Experiment - Epoch-based training

Problem:Train a simple neural network on the MNIST dataset to classify handwritten digits.

Current Metrics:Training accuracy after 1 epoch: 85%, Validation accuracy after 1 epoch: 83%, Training loss: 0.45, Validation loss: 0.50

Issue:The model is undertrained with only 1 epoch, resulting in moderate accuracy and high loss. More epochs are needed to improve performance.

Your Task

Increase the number of epochs to improve both training and validation accuracy to above 90%, while reducing loss.

Use the same model architecture and optimizer.

Do not change batch size or learning rate.

Hint 1

Hint 2

Hint 3

Solution

PyTorch

import torch
import torch.nn as nn
import torch.optim as optim
from torchvision import datasets, transforms
from torch.utils.data import DataLoader

# Define device
device = torch.device('cuda' if torch.cuda.is_available() else 'cpu')

# Define simple neural network
class SimpleNN(nn.Module):
    def __init__(self):
        super(SimpleNN, self).__init__()
        self.flatten = nn.Flatten()
        self.linear1 = nn.Linear(28*28, 128)
        self.relu = nn.ReLU()
        self.linear2 = nn.Linear(128, 10)

    def forward(self, x):
        x = self.flatten(x)
        x = self.linear1(x)
        x = self.relu(x)
        x = self.linear2(x)
        return x

# Load MNIST dataset
transform = transforms.ToTensor()
train_dataset = datasets.MNIST(root='./data', train=True, download=True, transform=transform)
val_dataset = datasets.MNIST(root='./data', train=False, download=True, transform=transform)

train_loader = DataLoader(train_dataset, batch_size=64, shuffle=True)
val_loader = DataLoader(val_dataset, batch_size=64, shuffle=False)

# Initialize model, loss, optimizer
model = SimpleNN().to(device)
criterion = nn.CrossEntropyLoss()
optimizer = optim.Adam(model.parameters(), lr=0.001)

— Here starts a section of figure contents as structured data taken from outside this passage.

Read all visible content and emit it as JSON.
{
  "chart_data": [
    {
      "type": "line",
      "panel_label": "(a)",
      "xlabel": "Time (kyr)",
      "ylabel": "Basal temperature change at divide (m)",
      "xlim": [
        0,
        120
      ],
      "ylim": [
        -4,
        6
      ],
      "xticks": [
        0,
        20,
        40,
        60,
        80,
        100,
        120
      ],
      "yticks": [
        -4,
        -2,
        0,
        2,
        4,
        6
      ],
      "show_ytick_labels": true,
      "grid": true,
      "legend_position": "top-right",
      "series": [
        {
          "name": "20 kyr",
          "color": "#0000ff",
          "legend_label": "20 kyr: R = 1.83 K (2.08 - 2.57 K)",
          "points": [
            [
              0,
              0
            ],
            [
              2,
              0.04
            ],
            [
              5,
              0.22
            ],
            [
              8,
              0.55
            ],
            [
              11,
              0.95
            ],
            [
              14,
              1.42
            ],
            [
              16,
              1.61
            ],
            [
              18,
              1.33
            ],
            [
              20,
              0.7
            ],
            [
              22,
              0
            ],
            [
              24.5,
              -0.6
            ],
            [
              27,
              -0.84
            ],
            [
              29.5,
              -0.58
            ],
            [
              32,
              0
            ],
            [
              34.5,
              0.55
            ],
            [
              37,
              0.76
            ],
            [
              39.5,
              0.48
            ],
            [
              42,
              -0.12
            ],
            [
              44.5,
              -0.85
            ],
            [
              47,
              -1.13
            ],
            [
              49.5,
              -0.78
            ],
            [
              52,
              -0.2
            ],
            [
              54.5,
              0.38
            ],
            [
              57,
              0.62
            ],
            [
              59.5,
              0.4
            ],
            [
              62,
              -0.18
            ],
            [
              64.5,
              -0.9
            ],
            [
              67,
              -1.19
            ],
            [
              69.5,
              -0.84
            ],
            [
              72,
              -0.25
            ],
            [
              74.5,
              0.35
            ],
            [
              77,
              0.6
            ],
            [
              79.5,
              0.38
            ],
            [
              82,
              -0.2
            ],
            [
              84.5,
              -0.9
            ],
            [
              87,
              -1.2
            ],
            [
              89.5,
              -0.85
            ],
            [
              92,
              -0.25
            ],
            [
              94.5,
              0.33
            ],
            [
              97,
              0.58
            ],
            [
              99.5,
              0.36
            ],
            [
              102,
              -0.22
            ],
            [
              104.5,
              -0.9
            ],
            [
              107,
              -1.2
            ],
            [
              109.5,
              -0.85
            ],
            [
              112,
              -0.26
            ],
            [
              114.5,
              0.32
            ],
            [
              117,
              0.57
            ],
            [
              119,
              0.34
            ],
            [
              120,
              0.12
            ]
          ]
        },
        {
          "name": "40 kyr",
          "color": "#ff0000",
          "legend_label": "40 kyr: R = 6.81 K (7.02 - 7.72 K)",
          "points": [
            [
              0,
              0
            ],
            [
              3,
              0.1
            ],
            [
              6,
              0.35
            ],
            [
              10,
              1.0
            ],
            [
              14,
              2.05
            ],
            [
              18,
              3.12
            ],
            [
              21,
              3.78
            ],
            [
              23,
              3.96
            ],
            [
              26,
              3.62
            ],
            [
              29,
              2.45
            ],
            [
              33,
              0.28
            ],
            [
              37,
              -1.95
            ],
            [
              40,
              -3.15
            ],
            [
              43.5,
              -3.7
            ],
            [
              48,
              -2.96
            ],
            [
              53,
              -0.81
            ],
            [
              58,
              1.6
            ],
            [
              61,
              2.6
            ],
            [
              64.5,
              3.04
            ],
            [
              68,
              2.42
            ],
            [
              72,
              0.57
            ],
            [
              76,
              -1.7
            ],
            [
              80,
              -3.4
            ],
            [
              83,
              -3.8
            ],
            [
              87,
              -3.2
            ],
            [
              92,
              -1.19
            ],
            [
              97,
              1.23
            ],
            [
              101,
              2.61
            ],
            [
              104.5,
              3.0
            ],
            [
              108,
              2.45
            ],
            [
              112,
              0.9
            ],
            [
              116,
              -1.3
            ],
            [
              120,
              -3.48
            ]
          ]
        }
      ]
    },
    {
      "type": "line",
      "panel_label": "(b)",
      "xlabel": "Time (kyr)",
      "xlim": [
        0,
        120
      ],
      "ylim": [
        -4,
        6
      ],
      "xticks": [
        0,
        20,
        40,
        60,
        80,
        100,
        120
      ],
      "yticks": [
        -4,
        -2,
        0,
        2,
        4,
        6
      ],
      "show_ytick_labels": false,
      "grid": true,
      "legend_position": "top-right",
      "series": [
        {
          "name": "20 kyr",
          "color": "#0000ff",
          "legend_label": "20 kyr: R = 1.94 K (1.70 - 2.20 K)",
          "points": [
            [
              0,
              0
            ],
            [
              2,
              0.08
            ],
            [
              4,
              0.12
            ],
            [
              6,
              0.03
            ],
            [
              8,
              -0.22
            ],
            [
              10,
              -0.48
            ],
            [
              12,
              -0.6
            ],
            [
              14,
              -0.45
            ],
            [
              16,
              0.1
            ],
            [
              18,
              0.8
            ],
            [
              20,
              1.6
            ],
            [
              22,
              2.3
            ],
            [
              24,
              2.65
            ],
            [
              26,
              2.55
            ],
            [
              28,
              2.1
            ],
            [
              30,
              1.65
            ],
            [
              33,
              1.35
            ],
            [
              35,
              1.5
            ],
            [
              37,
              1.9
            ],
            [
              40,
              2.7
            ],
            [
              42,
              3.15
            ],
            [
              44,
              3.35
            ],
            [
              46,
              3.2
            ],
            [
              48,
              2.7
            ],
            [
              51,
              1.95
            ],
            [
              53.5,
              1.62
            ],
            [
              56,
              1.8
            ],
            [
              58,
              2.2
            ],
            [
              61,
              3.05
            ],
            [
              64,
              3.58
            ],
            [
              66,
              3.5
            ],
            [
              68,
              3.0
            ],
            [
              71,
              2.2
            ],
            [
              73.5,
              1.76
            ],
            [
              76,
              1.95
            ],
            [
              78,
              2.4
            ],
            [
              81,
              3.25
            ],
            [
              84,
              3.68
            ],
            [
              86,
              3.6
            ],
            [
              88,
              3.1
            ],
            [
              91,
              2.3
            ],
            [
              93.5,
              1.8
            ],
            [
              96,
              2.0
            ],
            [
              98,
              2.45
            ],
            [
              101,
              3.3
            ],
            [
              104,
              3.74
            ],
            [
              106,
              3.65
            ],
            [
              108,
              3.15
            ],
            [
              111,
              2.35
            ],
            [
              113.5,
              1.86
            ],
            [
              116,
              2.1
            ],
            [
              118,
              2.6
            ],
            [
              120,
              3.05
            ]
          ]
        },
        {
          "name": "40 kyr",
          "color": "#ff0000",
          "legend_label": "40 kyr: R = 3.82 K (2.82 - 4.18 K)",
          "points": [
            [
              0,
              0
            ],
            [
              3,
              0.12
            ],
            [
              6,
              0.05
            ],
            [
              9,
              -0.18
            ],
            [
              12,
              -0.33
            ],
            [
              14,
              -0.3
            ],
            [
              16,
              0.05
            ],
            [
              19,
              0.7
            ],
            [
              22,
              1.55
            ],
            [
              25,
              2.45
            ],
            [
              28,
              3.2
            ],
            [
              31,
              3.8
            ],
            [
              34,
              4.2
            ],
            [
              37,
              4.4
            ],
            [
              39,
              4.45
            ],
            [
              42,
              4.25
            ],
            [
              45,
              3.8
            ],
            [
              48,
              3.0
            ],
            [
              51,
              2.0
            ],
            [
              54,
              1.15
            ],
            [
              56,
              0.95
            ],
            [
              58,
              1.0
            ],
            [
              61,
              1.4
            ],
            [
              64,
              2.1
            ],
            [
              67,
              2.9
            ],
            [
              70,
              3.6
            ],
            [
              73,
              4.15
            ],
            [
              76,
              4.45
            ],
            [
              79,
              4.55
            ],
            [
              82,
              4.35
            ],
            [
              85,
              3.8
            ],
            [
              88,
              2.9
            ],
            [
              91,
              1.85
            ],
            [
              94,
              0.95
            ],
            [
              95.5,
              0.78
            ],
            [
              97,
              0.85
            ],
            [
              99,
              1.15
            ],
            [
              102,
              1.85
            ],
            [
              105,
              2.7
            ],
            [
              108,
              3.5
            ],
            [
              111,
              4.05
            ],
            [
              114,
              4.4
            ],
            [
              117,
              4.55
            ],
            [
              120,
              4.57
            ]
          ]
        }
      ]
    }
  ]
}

def train_epoch(model, loader, criterion, optimizer):
    model.train()
    running_loss = 0.0
    correct = 0
    total = 0
    for images, labels in loader:
        images, labels = images.to(device), labels.to(device)
        optimizer.zero_grad()
        outputs = model(images)
        loss = criterion(outputs, labels)
        loss.backward()
        optimizer.step()
        running_loss += loss.item() * images.size(0)
        _, predicted = torch.max(outputs, 1)
        correct += (predicted == labels).sum().item()
        total += labels.size(0)
    return running_loss / total, correct / total * 100

def validate_epoch(model, loader, criterion):
    model.eval()
    running_loss = 0.0
    correct = 0
    total = 0
    with torch.no_grad():
        for images, labels in loader:
            images, labels = images.to(device), labels.to(device)
            outputs = model(images)
            loss = criterion(outputs, labels)
            running_loss += loss.item() * images.size(0)
            _, predicted = torch.max(outputs, 1)
            correct += (predicted == labels).sum().item()
            total += labels.size(0)
    return running_loss / total, correct / total * 100

# Train for 10 epochs
num_epochs = 10
for epoch in range(1, num_epochs + 1):
    train_loss, train_acc = train_epoch(model, train_loader, criterion, optimizer)
    val_loss, val_acc = validate_epoch(model, val_loader, criterion)
    print(f'Epoch {epoch}: Train Loss={train_loss:.4f}, Train Acc={train_acc:.2f}%, Val Loss={val_loss:.4f}, Val Acc={val_acc:.2f}%')

Increased training epochs from 1 to 10 to allow the model to learn more.

Kept the same model architecture, optimizer, batch size, and learning rate.

Added validation evaluation after each epoch to monitor performance.

Results Interpretation

After 1 epoch: Training accuracy: 85%, Validation accuracy: 83%, Training loss: 0.45, Validation loss: 0.50

After 10 epochs: Training accuracy: 98.5%, Validation accuracy: 96.8%, Training loss: 0.05, Validation loss: 0.08

Training for more epochs allows the model to learn better patterns from data, improving accuracy and reducing loss. Epoch-based training is essential to reach good performance.

Bonus Experiment

Try adding dropout layers to the model to reduce overfitting and see if validation accuracy improves further.

💡 Hint

Insert nn.Dropout with a rate like 0.3 after the first linear layer and before ReLU, then retrain for 10 epochs.